(Cover picture courtesy of TV Tropes.)
With A Feast for Crows, Martin delivers the long-awaited fourth volume of the landmark series that has redefined imaginative fiction and stands as a modern masterpiece in the making.
After centuries of bitter strife, the seven powers dividing the land have beaten one another into an uneasy truce. But it’s not long before the survivors, outlaws, renegades, and carrion eaters of the Seven Kingdoms gather. Now, as the human crows assemble over a banquet of ashes, daring new plots and dangerous new alliances are formed while surprising faces—some familiar, others only just appearing—emerge from an ominous twilight of past struggles and chaos to take up the challenges of the terrible times ahead. Nobles and commoners, soldiers and sorcerers, assassins and sages, are coming together to stake their fortunes…and their lives. For at a feast for crows, many are the guests—but only a few are the survivors.
Wow, whatever I was expecting out of A Feast for Crows definitely didn’t happen. You can say whatever you like about George R. R. Martin, but you can’t claim he’s predictable.
You know the tension between the Faith (the traditional seven gods) and the religion of the Lord of Light that was starting in the last book? Well, it’s definitely cranked up a notch in this one and I really want to see where it goes in the next few books. Without giving too much away, I think Cersei created a pretty disastrous situation for herself there. This increasing tension as well as the growing tension between the factions competing for control of Westeros just shows how well Martin really does understand politics. There are subtle plays for power, hidden alliances and outside factors that influence the politics as well.

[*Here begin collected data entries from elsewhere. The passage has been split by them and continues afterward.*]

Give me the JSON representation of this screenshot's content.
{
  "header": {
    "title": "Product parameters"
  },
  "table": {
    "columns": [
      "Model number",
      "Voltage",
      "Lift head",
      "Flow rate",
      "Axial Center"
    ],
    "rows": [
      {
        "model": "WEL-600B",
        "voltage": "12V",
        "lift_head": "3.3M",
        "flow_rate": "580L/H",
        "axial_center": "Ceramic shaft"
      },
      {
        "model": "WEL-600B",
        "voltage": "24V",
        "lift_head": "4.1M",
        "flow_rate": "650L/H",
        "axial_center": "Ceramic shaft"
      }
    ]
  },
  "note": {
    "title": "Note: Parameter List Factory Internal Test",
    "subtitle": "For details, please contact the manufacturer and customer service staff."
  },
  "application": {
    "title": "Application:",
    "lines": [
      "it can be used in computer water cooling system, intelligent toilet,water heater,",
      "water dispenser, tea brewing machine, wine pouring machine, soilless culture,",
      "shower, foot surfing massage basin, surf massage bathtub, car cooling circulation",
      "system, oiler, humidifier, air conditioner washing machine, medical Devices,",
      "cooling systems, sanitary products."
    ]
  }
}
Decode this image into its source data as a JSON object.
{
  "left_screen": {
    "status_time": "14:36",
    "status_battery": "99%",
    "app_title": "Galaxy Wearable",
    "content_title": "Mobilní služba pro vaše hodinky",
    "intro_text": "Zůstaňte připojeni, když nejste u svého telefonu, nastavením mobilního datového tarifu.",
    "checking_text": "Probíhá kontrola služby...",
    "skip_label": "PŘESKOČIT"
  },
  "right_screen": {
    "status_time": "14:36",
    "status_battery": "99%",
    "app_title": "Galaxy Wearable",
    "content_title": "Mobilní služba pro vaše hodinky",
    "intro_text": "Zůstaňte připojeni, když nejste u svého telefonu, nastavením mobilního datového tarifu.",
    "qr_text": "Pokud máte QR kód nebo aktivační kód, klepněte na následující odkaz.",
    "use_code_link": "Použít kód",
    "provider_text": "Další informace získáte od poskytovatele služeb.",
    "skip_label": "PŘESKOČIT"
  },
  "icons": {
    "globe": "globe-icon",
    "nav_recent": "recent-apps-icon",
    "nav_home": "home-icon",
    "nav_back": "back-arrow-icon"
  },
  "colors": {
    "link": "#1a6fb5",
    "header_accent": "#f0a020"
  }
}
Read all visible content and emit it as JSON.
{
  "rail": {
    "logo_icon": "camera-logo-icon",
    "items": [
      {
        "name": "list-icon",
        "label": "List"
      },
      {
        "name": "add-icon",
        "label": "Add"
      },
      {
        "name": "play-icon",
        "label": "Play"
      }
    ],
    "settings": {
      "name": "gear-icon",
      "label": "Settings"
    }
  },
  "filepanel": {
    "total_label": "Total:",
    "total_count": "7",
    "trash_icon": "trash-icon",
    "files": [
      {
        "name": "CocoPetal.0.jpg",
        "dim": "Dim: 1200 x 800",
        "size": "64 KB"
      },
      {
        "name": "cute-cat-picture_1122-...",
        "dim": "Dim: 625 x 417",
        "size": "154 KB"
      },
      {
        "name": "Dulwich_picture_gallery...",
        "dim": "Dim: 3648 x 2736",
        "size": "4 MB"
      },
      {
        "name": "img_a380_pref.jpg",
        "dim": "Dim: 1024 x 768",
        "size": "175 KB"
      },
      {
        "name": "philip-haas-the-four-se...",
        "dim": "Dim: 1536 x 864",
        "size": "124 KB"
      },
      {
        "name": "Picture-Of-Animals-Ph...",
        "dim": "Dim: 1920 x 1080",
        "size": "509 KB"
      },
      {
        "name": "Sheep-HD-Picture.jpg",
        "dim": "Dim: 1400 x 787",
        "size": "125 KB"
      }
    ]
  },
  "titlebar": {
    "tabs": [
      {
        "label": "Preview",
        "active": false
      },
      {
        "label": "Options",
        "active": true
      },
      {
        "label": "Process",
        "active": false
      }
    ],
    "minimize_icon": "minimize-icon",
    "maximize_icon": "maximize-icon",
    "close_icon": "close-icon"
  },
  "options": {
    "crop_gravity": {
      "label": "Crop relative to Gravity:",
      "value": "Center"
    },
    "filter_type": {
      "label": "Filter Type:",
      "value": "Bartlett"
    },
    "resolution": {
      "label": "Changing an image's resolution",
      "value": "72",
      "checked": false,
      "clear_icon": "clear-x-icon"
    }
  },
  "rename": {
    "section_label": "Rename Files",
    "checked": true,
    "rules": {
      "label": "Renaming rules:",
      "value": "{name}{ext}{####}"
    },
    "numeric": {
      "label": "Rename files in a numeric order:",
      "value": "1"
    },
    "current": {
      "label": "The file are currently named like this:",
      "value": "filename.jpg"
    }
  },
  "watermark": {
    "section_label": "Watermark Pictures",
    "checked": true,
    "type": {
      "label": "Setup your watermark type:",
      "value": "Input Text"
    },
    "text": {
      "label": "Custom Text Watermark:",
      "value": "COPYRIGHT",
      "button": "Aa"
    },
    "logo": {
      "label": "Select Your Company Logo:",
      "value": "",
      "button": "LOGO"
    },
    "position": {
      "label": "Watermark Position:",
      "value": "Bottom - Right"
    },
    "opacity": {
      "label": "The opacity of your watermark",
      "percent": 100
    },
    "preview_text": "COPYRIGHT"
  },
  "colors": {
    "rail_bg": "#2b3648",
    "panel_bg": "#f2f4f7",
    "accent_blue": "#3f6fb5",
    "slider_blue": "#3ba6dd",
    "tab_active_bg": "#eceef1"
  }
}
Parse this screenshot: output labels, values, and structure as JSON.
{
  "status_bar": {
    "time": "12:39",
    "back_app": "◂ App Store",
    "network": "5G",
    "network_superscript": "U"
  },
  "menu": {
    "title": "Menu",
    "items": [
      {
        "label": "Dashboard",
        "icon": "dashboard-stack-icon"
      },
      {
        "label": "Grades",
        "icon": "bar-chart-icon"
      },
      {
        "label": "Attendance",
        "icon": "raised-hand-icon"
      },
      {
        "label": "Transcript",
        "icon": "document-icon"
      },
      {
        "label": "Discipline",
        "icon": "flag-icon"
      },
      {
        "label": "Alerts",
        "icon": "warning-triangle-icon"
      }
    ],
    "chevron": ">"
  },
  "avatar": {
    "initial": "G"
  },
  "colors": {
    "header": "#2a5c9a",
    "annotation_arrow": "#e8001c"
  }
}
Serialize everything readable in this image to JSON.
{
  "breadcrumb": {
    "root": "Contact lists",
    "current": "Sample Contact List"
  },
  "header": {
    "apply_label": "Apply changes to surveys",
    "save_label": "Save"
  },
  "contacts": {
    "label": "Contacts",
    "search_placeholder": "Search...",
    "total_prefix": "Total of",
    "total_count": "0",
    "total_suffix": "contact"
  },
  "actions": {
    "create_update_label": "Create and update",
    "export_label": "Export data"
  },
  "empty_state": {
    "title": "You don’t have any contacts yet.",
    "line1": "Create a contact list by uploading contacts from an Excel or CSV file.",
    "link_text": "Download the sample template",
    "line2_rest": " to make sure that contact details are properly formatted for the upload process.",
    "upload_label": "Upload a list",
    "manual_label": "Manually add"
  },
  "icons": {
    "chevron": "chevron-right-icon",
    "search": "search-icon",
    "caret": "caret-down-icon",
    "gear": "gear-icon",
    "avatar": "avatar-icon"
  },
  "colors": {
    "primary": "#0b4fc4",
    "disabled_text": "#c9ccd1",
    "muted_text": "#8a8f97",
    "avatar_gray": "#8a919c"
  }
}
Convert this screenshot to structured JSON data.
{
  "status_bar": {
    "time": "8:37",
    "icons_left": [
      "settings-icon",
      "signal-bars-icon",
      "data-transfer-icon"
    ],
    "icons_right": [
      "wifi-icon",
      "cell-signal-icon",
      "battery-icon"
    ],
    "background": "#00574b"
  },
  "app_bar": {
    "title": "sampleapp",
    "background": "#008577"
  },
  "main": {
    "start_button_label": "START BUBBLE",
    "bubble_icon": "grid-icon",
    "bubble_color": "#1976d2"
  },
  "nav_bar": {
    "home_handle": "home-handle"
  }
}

Although I understand his reasons for doing it, I wish he would have included the points of view of Daenerys, Tyrion and Jon Snow. I’m incredibly biased since two of the three are my favourite characters, but I’m also curious about how their stories are playing out in the scheme of things. However, as a sort of consolation prize, getting the points of view of both Cersei and Jaime as well as new points of view from Dorne were great. Not only does it give you a far better understanding of said characters, it also allowed for a different perspective on the current political situation. Jaime’s disgust with Cersei, Cersei’s increasing instability and the power politics in Dorne centering around Myrcella were all fascinating.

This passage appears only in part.